Predigt zum 30. Sonntag im Jkr, Lj B (Pfr. Rupert Toferer, Kössen/Schwendt; angeregt durch Gedanken von P. Hans Buob, Biblische Predigten zu den Sonntagsevangelien Lj B, S. 381-386)

Zum blinden Bartimäus hat Jesus die Worte gesprochen: „Geh! Dein Glaube hat dir geholfen“. Im Evangelium ist geschildert wie er seinen Glauben an Jesus gezeigt hat.

Er sitzt auf der Straße, die von Jericho nach Jerusalem hinaufführt. Jericho ist die letzte Station für die Menschen, die von Galiläa kommen und nach Jerusalem hinauf pilgern. Die Menschen mussten also an ihm vorbeikommen.

 

Sein Glaube drückt sich vor allem in den Worten aus mit denen er um Hilfe ruft: „Sohn Davids, Jesus, habe Erbarmen mit mir“!
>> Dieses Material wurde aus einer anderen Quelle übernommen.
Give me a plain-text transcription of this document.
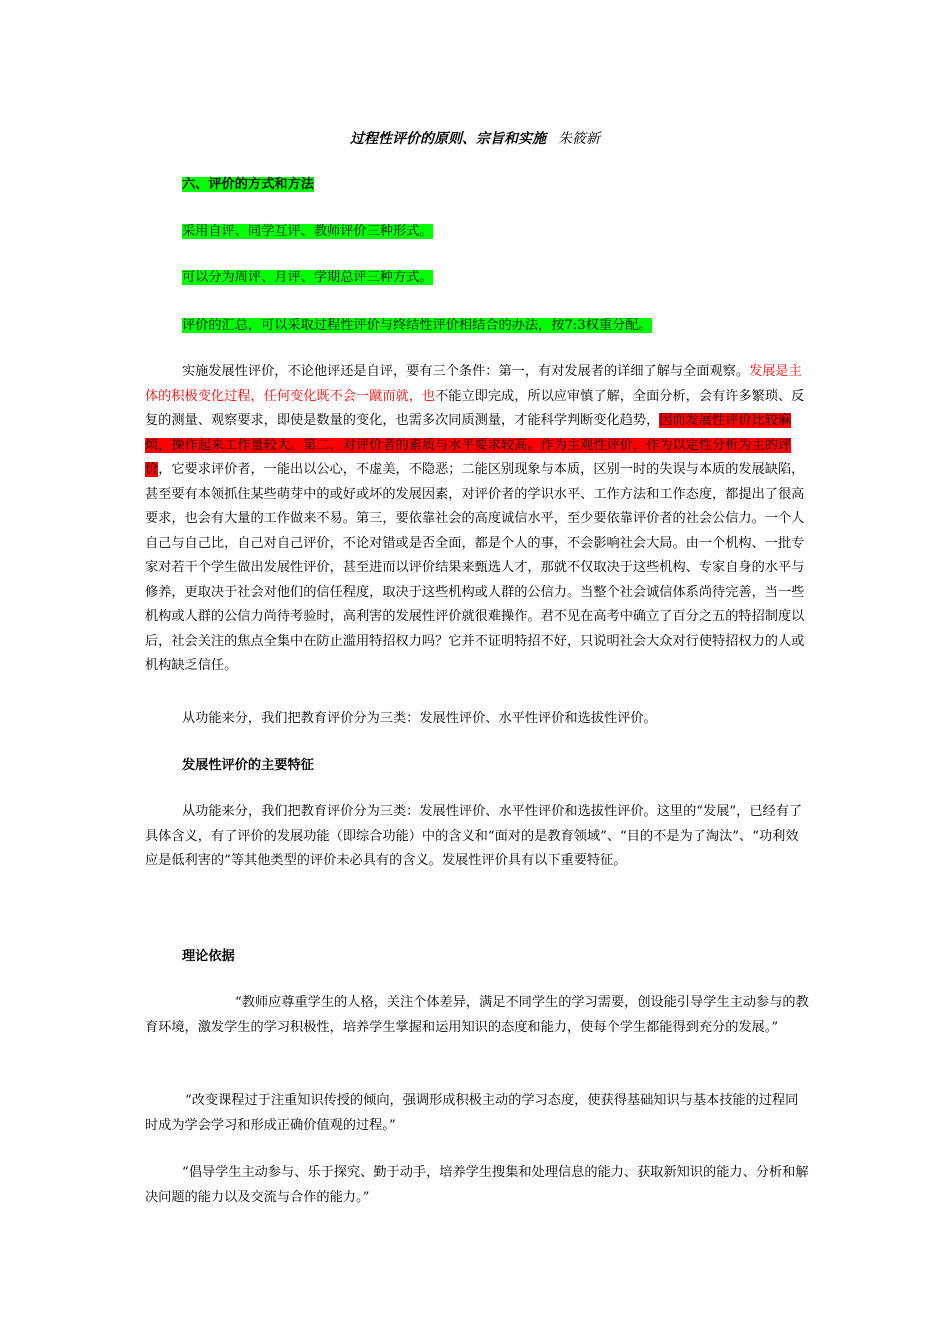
过程性评价的原则、宗旨和实施 朱筱新
六、评价的方式和方法
采用自评、同学互评、教师评价三种形式。
可以分为周评、月评、学期总评三种方式。
评价的汇总，可以采取过程性评价与终结性评价相结合的办法，按7:3权重分配。

实施发展性评价，不论他评还是自评，要有三个条件：第一，有对发展者的详细了解与全面观察。发展是主体的积极变化过程，任何变化既不会一蹴而就，也不能立即完成，所以应审慎了解，全面分析，会有许多繁琐、反复的测量、观察要求，即使是数量的变化，也需多次同质测量，才能科学判断变化趋势，因而发展性评价比较麻烦，操作起来工作量较大。第二，对评价者的素质与水平要求较高。作为主观性评价，作为以定性分析为主的评价，它要求评价者，一能出以公心，不虚美，不隐恶；二能区别现象与本质，区别一时的失误与本质的发展缺陷，甚至要有本领抓住某些萌芽中的或好或坏的发展因素，对评价者的学识水平、工作方法和工作态度，都提出了很高要求，也会有大量的工作做来不易。第三，要依靠社会的高度诚信水平，至少要依靠评价者的社会公信力。一个人自己与自己比，自己对自己评价，不论对错或是否全面，都是个人的事，不会影响社会大局。由一个机构、一批专家对若干个学生做出发展性评价，甚至进而以评价结果来甄选人才，那就不仅取决于这些机构、专家自身的水平与修养，更取决于社会对他们的信任程度，取决于这些机构或人群的公信力。当整个社会诚信体系尚待完善，当一些机构或人群的公信力尚待考验时，高利害的发展性评价就很难操作。君不见在高考中确立了百分之五的特招制度以后，社会关注的焦点全集中在防止滥用特招权力吗？它并不证明特招不好，只说明社会大众对行使特招权力的人或机构缺乏信任。

从功能来分，我们把教育评价分为三类：发展性评价、水平性评价和选拔性评价。

发展性评价的主要特征

从功能来分，我们把教育评价分为三类：发展性评价、水平性评价和选拔性评价。这里的“发展”，已经有了具体含义，有了评价的发展功能（即综合功能）中的含义和“面对的是教育领域”、“目的不是为了淘汰”、“功利效应是低利害的”等其他类型的评价未必具有的含义。发展性评价具有以下重要特征。

理论依据

“教师应尊重学生的人格，关注个体差异，满足不同学生的学习需要，创设能引导学生主动参与的教育环境，激发学生的学习积极性，培养学生掌握和运用知识的态度和能力，使每个学生都能得到充分的发展。”

“改变课程过于注重知识传授的倾向，强调形成积极主动的学习态度，使获得基础知识与基本技能的过程同时成为学会学习和形成正确价值观的过程。”

“倡导学生主动参与、乐于探究、勤于动手，培养学生搜集和处理信息的能力、获取新知识的能力、分析和解决问题的能力以及交流与合作的能力。”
Er nennt Jesus Sohn Davids, damit bekennt er ihn als Messias. Denn nach dem Alten Testament ist der Messias der „Sohn Davids“. Jesus lässt es geschehen, dass er ihn öffentlich so nennt. Früher hat er es den Menschen, die von ihm geheilt worden sind, verboten von ihm zu reden, weil die Gefahr bestanden hat, in ihm nur einen Wunderheiler zu sehen. Jetzt lässt es Jesus geschehen, dass man ihn Sohn Davids nennt, denn er steht ja unmittelbar vor Jerusalem, wo ihn Leiden, Tod und Auferstehung erwarten, die ihn zum Messias machen. Er ist nicht nur gekommen um Menschen leiblich gesund zu machen, sondern auch die Seele zu heilen von den Wunden der Sünden und ihnen so das wahre Heil zu schenken. Er ist somit das Licht der Welt.

 

Der Blinde bekennt ihn öffentlich als Messias und er schenkt ihm sein ganzes Vertrauen. So ist er als Blinder ein Sehender, ein Glaubender.

 

Sein Glaube zeigt sich auch dadurch, dass er sich von den Menschen in der Pilgergruppe, die ihn zum Schweigen bringen wollten, nicht entmutigen lässt, sondern noch lauter ruft. In seinem Herzen ist er fest davon überzeugt, dass Jesus ihm helfen kann.

Und als ihn Jesus herbeirufen lässt, zeigt Bartimäus seinen Glauben darin, dass er sofort seinen Mantel fallen lässt, aufspringt und auf Jesus zu läuft. Er ist also nicht sitzen geblieben.

Als Jesus ihn fragt, was er für ihn tun soll, zeigt sich sein Glaube darin, dass er seine Bitte ausspricht: „Rabbuni – mein Meister – ich möchte wieder sehen können“.

 

Das Beispiel des blinden Bartimäus ist für uns eine Ermutigung den Glauben an Jesus zu leben. Von Bartimäus werden wir gestärkt uns öffentlich zu Jesus zu bekennen, sich nicht zum Schweigen bringen zu lassen. In unserer Zeit werden die Kräfte immer stärker, die uns hemmen öffentlich von Jesus zu reden.

Wie Bartimäus ruft uns Jesus zu sich und möchte auch für uns Heiland und Erlöser sein. Unser Glaube zu ihm zeigt sich auch darin, dass wir nicht sitzenbleiben, sondern aufstehen und dort hingehen wo er gegenwärtig ist, besonders in der heiligen Messe, in der Anbetung, in den Sakramenten.

 

Unser Glaube zu ihm zeigt sich also auch, wenn wir wie Bartimäus im Gebet unsere Not vor Gott aussprechen. Das Aussprechen ist wichtig. Was nicht ausgesprochen ist, wird nur schwer Heilung erlangen. Das betrifft besonders auch die seelischen Wunden.

 

Liebe Brüder und Schwestern!

Wir sind eingeladen auch Maria, die Mutter der Glaubenden, zu bitten, dass sie uns hilft den Glauben an Jesus zu leben. Jesus hat sie uns am Kreuz zur Mutter gegeben. Und wie Johannes, so sind wir eingeladen sie als unsere Mutter anzunehmen. Das tun wir besonders, wenn wir uns ihrem Herzen weihen. Vom 5. November an besteht wieder die Möglichkeit, die Andacht, „33 Schritte mit Maria zu Jesus“, mitzumachen und sich so auf die Weihe an ihr Unbeflecktes Herz am 8. Dezember vorzubereiten. Im Vorbereitungsheft, das als kleines Geschenk von mir am Schriftenstand aufliegt, heißt es: „Wenn wir uns Maria überlassen, wird sie uns ihren ganz einfachen Glauben vermitteln, ihre mutige Hoffnung und ihre glühende Liebe“. Amen.